L’analisi ha bisogno di un respiro più ampio e di qualche premessa.

Tutto, a mio avviso, parte sempre dall’esempio pratico da cui siamo stimolati fin dalla tenera età. Esempio che però pare essere osservato dai ragazzi in modo sfocato quando non è del tutto assente o diseducativo. Noi, adulti ed educatori, stante così le cose, dobbiamo fare i conti con il fatto che il concetto di distanza sta assumendo sfumature diverse, con differenti valenze.

Rispetto a qualche anno fa, gli adolescenti sono più distanti dai genitori e viceversa. In che senso? I ragazzi sono più avvezzi degli adulti all’uso dei nuovi mezzi tecnologici a disposizione: qui sta un primo concetto di distanza, quella digitale, che genera di conseguenza quella relazionale. Tanto che mano a mano si allarga la forbice di questo gap, inconsapevole o per la difficile gestione da parte di chi ha un ruolo educativo, il corpo e le emozioni perdono il loro valore comunicativo. La grammatica emotiva, infatti, è pressoché assente e il corpo è come se diventasse un contenitore senza parole per esprimere l’aggressività che via via si accumula nell’impotenza del sapere dire come si sta. O nel disinteresse percepito nel silenzio di chi circonda i ragazzi con il non chiedere loro “come stai?”, “come hai passato la tua giornata (anche online)?”.

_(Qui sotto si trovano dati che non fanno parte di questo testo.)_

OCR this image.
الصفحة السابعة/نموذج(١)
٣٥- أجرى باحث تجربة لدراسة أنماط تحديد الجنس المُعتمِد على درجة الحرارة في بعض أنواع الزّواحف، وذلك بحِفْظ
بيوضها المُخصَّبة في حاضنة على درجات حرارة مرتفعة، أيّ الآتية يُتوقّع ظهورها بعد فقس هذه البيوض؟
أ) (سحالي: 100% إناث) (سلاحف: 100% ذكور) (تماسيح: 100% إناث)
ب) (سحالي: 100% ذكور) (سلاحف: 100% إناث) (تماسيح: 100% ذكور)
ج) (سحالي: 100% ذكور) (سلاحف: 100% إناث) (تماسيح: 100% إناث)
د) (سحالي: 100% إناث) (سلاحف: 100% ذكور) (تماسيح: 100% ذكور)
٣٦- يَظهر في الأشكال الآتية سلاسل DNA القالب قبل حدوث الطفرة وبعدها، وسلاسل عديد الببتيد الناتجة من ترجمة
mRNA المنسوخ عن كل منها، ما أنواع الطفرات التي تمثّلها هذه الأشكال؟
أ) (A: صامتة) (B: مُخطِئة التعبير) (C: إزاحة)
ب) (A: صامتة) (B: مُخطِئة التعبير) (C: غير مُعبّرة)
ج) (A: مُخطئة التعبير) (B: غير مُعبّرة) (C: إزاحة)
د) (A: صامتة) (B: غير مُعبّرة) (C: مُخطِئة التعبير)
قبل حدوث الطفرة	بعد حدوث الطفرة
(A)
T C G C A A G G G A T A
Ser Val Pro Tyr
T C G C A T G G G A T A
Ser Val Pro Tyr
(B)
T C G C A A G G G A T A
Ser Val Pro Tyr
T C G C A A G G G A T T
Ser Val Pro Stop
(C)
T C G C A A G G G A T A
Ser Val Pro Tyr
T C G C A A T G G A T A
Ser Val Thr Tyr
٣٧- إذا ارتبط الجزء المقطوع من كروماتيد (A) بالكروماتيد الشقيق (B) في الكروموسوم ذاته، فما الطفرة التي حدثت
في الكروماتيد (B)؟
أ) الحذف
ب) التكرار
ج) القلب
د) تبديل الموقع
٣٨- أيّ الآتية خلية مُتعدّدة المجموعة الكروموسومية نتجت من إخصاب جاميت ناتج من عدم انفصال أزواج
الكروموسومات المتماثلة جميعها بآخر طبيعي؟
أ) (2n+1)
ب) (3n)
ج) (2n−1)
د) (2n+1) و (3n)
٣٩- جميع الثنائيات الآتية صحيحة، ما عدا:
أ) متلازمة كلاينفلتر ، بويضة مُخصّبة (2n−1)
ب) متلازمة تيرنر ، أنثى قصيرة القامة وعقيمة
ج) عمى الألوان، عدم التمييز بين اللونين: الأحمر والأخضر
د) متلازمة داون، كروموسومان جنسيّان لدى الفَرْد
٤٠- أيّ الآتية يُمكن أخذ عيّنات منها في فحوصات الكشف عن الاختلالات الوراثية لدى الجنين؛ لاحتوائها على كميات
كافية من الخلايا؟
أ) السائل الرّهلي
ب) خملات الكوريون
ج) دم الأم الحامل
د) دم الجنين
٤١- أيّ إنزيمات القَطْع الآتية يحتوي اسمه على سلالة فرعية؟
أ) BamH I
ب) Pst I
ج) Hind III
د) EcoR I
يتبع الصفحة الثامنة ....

L’aggressività, però, può esprimersi sia in termini negativi (facendo del male a qualcun altro, oltre che a se stessi) o positivi (canalizzandola verso attività costruttive, come attività di volontariato, gestione di una leadership positiva…). Come si fa a trasformarla? Cosa possono fare gli adulti? Facciamo un esempio: un ragazzo torna a casa da scuola e lamenta ai genitori una divergenza di vedute o una restrizione impostagli dall’insegnante. Il genitore, allora, anziché accorciare la distanza relazionale con il ragazzo cercando di capirne il confine, la veridicità della sua narrazione, indirizzandolo all’empatia e al pensiero critico, agisce attaccando il docente. Quindi, senza nemmeno parlare con il professore. Il problema, anziché avere una soluzione responsabile, dunque si trasforma in una distanza che delegittima tutti gli attori coinvolti.

I docenti hanno molto chiaro il fatto che la base genitoriale è piuttosto carente, e che non sono loro a dovere colmare quel vuoto nei ragazzi. Cosa possono fare, allora? Senza volere dare ricette, perché ogni caso è a sé, credo che si debba riprendere in mano la grammatica emotiva anche sui banchi di scuola e non solo in famiglia.

La docente di Bologna che manda sulla chat della classe un messaggio della buona notte ai ragazzi per insegnare loro una nuova parola ci dice ancora una volta che le nuove tecnologie possono essere usate anche in una direzione diversa. Abbiamo bisogno di trasmettere il significato di ogni singola emozione, di coglierne le sfumature, di parlare, anche attraverso l’uso di immagini che possano evocarle.